I understand the need to encourage and I know that criticism can really hurt. I used to love poetry, but that was mainly because I loved to talk about it. I ever tried to write some, but I through the point of poetry was to try to be obscure, like John Ashbury, and to pile strange image upon strange image until it was a grokness that people were fascinated with and tried hard to understand, although it was very difficult to decode. Ah, the folly of youth.
Now I want poetry to be as transparent as possible. I don’t have an interest in decoding anything. I want to see the story and I want the images to carry the story forward without any excess of words or rhymes or too much love of language. Language should serve the poem, but in far too much poetry it is the other way around. Yuck.
So that is my aesthetic and when a poem does not speak to me that way; when a poem tries to hide what it is about, either with the wrong tone or too much love of twisted language, or images that are there just to be images or rhymes that are tortured, then I have no patience.
I have no interest in rewriting anyone’s work and I think it is presumptuous.
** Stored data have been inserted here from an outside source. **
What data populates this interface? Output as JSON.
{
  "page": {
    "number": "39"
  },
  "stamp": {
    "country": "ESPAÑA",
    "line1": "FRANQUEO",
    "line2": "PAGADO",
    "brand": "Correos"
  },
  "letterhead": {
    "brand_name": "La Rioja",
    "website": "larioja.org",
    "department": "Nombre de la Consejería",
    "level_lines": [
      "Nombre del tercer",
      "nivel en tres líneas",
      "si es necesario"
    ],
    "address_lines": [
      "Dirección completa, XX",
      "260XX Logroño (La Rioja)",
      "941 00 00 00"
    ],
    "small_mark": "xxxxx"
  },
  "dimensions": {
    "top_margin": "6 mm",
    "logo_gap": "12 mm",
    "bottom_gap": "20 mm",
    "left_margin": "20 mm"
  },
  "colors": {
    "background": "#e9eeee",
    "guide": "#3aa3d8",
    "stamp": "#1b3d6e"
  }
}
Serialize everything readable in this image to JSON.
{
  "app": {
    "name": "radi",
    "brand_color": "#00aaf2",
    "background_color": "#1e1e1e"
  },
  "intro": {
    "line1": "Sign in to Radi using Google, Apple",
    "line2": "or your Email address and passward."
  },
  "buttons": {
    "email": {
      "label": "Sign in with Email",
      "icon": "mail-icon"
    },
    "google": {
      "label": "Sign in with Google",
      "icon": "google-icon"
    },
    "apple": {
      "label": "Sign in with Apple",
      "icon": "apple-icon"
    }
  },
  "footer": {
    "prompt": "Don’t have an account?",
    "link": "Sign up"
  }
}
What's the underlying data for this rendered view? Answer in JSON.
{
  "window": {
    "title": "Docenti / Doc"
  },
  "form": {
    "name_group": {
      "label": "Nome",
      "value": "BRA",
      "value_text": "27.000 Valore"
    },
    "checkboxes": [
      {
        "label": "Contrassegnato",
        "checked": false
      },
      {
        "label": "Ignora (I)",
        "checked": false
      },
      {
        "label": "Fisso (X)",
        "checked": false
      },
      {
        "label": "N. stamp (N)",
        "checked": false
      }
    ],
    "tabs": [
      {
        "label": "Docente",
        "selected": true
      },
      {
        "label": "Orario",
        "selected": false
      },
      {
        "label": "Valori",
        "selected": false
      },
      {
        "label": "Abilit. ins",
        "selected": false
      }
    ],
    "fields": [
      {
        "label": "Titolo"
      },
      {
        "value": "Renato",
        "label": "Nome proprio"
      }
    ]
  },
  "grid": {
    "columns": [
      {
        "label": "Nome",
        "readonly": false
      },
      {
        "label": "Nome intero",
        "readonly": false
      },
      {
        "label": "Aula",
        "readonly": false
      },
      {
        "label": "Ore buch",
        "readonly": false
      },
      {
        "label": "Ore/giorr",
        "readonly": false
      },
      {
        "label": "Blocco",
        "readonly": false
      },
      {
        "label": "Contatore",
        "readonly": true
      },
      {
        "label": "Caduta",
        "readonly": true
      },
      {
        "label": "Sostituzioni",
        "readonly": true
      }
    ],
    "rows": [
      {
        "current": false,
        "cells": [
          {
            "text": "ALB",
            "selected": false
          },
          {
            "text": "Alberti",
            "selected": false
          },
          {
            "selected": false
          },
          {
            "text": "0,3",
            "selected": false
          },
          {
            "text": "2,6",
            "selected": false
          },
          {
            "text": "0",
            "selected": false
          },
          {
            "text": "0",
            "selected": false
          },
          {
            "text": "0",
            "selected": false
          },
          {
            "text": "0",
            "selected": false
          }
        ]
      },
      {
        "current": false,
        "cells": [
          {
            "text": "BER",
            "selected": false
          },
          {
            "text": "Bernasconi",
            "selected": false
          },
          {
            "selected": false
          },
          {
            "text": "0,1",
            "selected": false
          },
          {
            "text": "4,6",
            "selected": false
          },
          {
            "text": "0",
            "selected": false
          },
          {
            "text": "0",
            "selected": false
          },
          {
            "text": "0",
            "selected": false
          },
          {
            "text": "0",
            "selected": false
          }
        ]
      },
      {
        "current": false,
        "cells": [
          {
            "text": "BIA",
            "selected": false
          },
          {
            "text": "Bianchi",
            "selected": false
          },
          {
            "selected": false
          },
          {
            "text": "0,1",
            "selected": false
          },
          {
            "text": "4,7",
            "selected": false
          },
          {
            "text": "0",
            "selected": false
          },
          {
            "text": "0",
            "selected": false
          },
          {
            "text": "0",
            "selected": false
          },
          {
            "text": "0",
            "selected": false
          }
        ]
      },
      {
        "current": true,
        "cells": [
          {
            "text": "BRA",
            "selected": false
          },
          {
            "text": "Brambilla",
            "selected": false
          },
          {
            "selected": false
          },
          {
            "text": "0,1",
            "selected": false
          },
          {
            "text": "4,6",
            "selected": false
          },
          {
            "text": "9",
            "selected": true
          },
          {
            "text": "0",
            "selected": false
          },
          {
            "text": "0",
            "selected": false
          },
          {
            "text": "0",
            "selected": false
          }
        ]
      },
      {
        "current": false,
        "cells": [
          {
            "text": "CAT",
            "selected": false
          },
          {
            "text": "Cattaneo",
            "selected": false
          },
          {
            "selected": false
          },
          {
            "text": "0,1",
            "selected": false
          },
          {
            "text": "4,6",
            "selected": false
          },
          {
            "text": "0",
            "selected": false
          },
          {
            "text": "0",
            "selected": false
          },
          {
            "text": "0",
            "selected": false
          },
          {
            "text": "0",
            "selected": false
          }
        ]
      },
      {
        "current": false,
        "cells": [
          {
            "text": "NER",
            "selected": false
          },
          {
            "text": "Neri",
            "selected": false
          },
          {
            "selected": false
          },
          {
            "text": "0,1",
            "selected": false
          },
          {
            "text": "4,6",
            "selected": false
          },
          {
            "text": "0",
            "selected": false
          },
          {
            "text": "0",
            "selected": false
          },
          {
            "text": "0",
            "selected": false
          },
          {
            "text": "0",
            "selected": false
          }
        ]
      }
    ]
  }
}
It’s your poem or story or painting, not mine. We are not collaborators. I want to give you some help, but if I can’t see anything, what can I do? I’ll ask you to either strip out all the useless crap, or to go back to the drawing board and start over—and tell me the story so I can see it and hear it. Then you can add all those embellishments if you want.
I’m tough and it is difficult for me to be kind, I think. I’m not a nice critic and it takes a lot of energy out of me to be a critic. I always worry about hurting people’s feelings, so I try to be ever more constructive and nice, and I end up taking myself to hell. Frankly, I don’t they I should be allowed near a keyboard. Not when there’s creativity to critique.